In a similar way, I would find it hard to believe that anyone would accept a lower standard of care from his or her mental health provider. As asked by one of the many luminaries in the field of neuropsychology, “If you are receiving the service, would you want anything less than full training of your healthcare professional?” Put another way, would you accept treatment from someone who completed a quick online webinar, who now touts him or herself as an expert? If given the choice, wouldn’t you prefer a provider who graduated from a program monitored for quality, accuracy and adherence to well-established standards in the field? Wouldn’t you choose the provider who then went on to obtain national recognition of their knowledge and expertise through board certification?


The American Board of Professional Psychology (ABPP), established in 1947, is the primary organization for specialty board certification in psychology. Its establishment is supported and recognized by the American Psychological Association (APA). Presently, there are 15 specialty boards under the umbrella of ABPP, in areas such as clinical neuropsychology, rehabilitation psychology, school psychology and forensic psychology, among others. This overarching board serves the public by promoting “quality psychological services by the examination and certification of professional psychologist engaged in specialty practice.” Most importantly, board certification through the American Board of Professional Psychology (ABPP) provides peer and public recognition of demonstrated competence in its affiliated specialty areas.


There is no overarching entity, legal or governing body to prevent sham programs from being created or incompetent practitioners form practicing. There will always be programs that attempt to sell a product or service where (1) the individual is utterly unqualified to provide said service or (2) the service has not been found to demonstrate scientific empirical (or research) support to substantiate its claims. Put simply, it has not demonstrated that it can do what it claims it does. What can be done, however, is promotion of conscious consumerism: the encouragement for transparency of credentials demonstrating competence, achieved by health care professionals, with equal encouragement for questions about training and expertise welcomed by the care professional.


The following are a couple of suggested questions that should be welcomed by your healthcare provider:

1. Where did you attend medical school and/or obtain your doctorate?

2. Did you complete an internship or residency?

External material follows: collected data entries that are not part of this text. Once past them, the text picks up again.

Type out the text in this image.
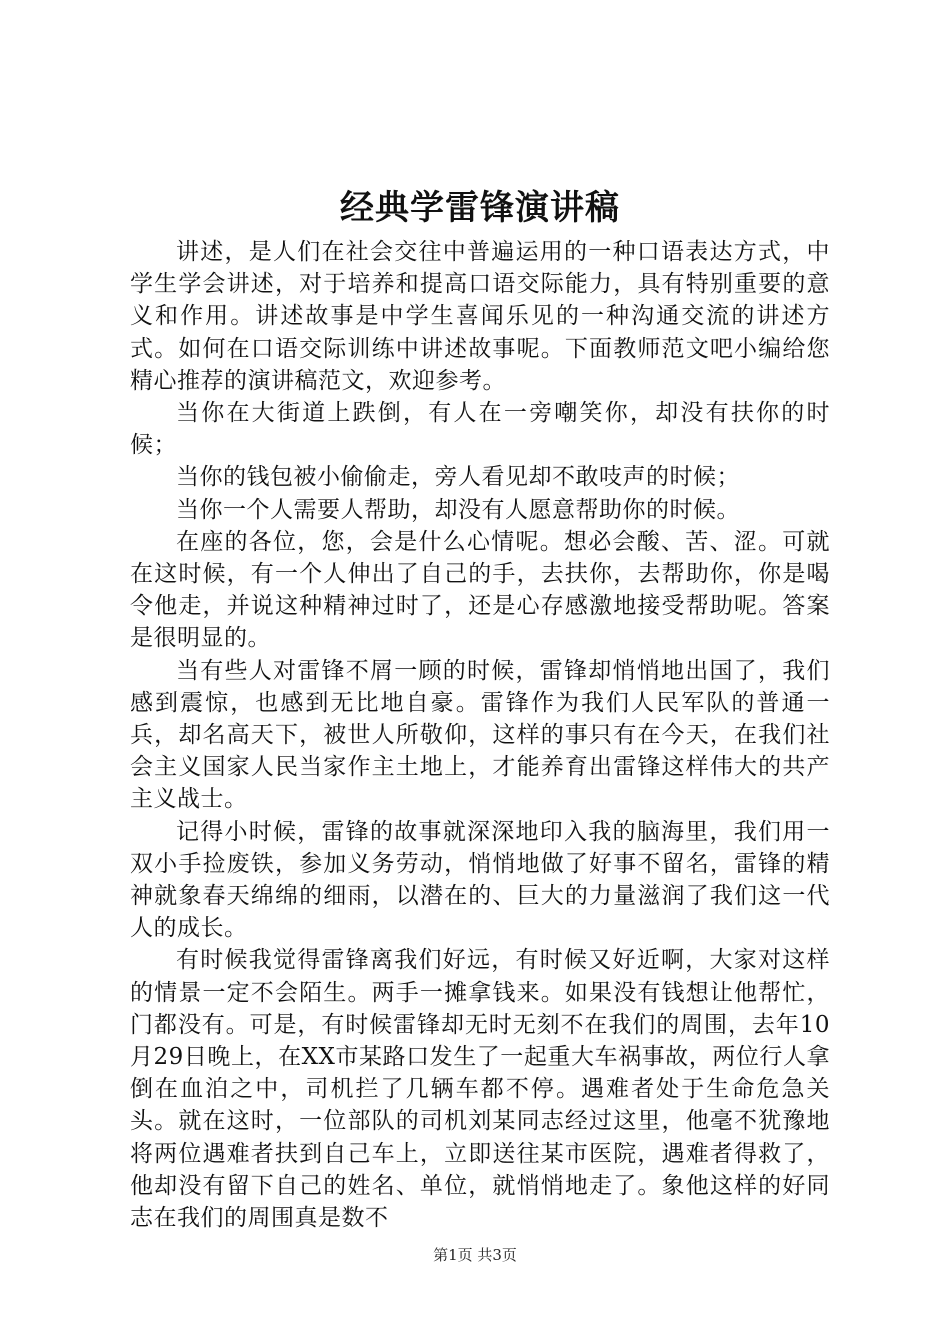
经典学雷锋演讲稿

讲述，是人们在社会交往中普遍运用的一种口语表达方式，中学生学会讲述，对于培养和提高口语交际能力，具有特别重要的意义和作用。讲述故事是中学生喜闻乐见的一种沟通交流的讲述方式。如何在口语交际训练中讲述故事呢。下面教师范文吧小编给您精心推荐的演讲稿范文，欢迎参考。

当你在大街道上跌倒，有人在一旁嘲笑你，却没有扶你的时候；

当你的钱包被小偷偷走，旁人看见却不敢吱声的时候；

当你一个人需要人帮助，却没有人愿意帮助你的时候。

在座的各位，您，会是什么心情呢。想必会酸、苦、涩。可就在这时候，有一个人伸出了自己的手，去扶你，去帮助你，你是喝令他走，并说这种精神过时了，还是心存感激地接受帮助呢。答案是很明显的。

当有些人对雷锋不屑一顾的时候，雷锋却悄悄地出国了，我们感到震惊，也感到无比地自豪。雷锋作为我们人民军队的普通一兵，却名高天下，被世人所敬仰，这样的事只有在今天，在我们社会主义国家人民当家作主土地上，才能养育出雷锋这样伟大的共产主义战士。

记得小时候，雷锋的故事就深深地印入我的脑海里，我们用一双小手捡废铁，参加义务劳动，悄悄地做了好事不留名，雷锋的精神就象春天绵绵的细雨，以潜在的、巨大的力量滋润了我们这一代人的成长。

有时候我觉得雷锋离我们好远，有时候又好近啊，大家对这样的情景一定不会陌生。两手一摊拿钱来。如果没有钱想让他帮忙，门都没有。可是，有时候雷锋却无时无刻不在我们的周围，去年10月29日晚上，在XX市某路口发生了一起重大车祸事故，两位行人拿倒在血泊之中，司机拦了几辆车都不停。遇难者处于生命危急关头。就在这时，一位部队的司机刘某同志经过这里，他毫不犹豫地将两位遇难者扶到自己车上，立即送往某市医院，遇难者得救了，他却没有留下自己的姓名、单位，就悄悄地走了。象他这样的好同志在我们的周围真是数不

第1页 共3页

If so, where and with what area of specialty?

3. Have you obtained board certification in your area of specialty?

4. Is this board certification obtained from a well-established board (e.g., a member board of the American Board of Medical Specialties (ABMS), such as the American Board of Obstetrics & Gynecology, the American Board of Internal Medicine, and for psychological specialties, the American Board of Professional Psychology)?


It would be an immediate red flag to me if the provider I was seeing for treatment was unable or unwilling to share answers to these questions. If anything, I would hope that my treating provider would appreciate my due diligence and verification of his or her qualifications. I too, would then feel at ease when discussing my treatment plan moving forward.


Here at NPANJ, we know that you have a choice when seeking a medical or psychological provider. As discussed on our website, we maintain the highest level of training in clinical neuropsychology and hold ourselves to the highest of standards of competence and excellence in patient care. We hope this information proves helpful when considering a new treatment provider, in any field or discipline.